In this paper, we have designed and trained CouRGe, a GPT2-based text generator able to generate counterfactual reviews for the sentiment analysis task. We have proven that GPT2 is an excellent learner because it can be fine-tuned to perform counterfactual reasoning with no modifications to the training procedure or the model’s architecture. Based on our experiments that compare CouRGe with PPLM and POLYJUICE (two state-of-the-art generators), our model is much more effective (i.e. the counterfactual label applies more often), while closeness and diversity are comparable or better than the ones shown by POLYJUICE (the best baseline for these metrics). One limitation of CouRGe is the computational expense in terms of time. Indeed, despite being an order of magnitude faster than PPLM on average for a single instance generation, our model might not be suited to operate in some online settings but only in offline settings.

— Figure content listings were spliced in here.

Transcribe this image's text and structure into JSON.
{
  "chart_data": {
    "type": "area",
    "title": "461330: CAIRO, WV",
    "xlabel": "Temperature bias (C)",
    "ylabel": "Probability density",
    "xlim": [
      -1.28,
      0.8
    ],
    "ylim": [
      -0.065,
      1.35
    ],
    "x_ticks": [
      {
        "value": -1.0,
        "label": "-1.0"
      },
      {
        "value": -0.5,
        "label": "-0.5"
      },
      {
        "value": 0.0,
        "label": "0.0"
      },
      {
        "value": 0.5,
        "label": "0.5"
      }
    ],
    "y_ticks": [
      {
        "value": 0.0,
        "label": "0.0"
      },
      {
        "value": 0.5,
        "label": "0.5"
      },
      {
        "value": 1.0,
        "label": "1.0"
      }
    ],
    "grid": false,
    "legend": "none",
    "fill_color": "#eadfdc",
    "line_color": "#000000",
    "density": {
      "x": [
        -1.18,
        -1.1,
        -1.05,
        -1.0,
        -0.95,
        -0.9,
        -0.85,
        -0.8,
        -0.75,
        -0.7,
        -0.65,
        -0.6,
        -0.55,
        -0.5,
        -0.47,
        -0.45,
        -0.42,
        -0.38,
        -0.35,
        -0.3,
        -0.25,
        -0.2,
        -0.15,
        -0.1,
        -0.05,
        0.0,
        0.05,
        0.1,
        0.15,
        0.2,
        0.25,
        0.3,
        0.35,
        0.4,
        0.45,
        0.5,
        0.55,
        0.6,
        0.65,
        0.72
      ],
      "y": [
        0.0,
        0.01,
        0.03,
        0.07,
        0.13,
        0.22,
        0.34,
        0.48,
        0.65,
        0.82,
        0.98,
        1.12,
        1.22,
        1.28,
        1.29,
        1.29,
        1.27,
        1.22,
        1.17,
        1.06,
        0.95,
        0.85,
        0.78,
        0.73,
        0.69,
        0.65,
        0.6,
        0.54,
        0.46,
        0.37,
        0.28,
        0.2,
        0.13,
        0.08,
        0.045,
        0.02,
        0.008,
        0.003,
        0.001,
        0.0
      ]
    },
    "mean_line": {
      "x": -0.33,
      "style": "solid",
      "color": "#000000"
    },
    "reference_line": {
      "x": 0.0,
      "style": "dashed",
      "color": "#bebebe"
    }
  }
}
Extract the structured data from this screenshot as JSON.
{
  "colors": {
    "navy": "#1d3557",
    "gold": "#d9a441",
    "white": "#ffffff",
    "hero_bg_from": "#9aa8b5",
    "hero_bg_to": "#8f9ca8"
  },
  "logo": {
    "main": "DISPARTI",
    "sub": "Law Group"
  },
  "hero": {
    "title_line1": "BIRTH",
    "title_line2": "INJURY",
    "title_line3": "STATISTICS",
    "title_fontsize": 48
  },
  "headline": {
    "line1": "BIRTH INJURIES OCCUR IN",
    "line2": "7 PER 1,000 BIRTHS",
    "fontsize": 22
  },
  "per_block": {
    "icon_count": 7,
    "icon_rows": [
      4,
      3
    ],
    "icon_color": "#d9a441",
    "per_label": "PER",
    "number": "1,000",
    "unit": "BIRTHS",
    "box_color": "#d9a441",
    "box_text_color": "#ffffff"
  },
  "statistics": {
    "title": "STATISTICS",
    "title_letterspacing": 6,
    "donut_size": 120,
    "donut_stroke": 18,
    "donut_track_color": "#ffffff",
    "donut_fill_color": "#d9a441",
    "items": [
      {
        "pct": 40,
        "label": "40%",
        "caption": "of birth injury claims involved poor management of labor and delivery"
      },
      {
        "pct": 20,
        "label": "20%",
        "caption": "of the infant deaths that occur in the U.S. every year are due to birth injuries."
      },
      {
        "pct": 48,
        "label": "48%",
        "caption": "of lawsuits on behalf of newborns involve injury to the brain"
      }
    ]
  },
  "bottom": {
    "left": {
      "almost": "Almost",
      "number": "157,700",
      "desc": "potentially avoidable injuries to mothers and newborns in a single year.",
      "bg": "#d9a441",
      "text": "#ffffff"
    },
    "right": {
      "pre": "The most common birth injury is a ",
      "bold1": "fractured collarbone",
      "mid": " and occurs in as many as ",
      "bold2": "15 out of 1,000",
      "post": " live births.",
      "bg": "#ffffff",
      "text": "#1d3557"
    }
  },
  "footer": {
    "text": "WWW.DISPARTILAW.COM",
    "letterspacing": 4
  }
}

Also, we are aware that our automatic evaluation should be complemented with a proper manual evaluation, as done in [14, 27], for example. We leave the investigation to reduce the computational time and the manual evaluation as future work.

To further improve CouRGe’s counterfactual reasoning, a few options are available. For example, we could look into prompt engineering, i.e. design further manual prompts and automatic prompts [12]. Also, because our training framework enjoys generality, we could employ bigger language models from the GPT family (e.g. GPT3); or employ different families of models such as T5 [19] and BERT [2] in place of GPT2.

This work can be extended in some other ways. For example, we might use CouRGe’s counterfactuals to augment the training set of a sentiment classifier and increase generalisation (like in [8, 27]); we could reproduce the same study of this paper, but framed for a different downstream task like Natural Language Inference (similarly to what is done in [8] for example).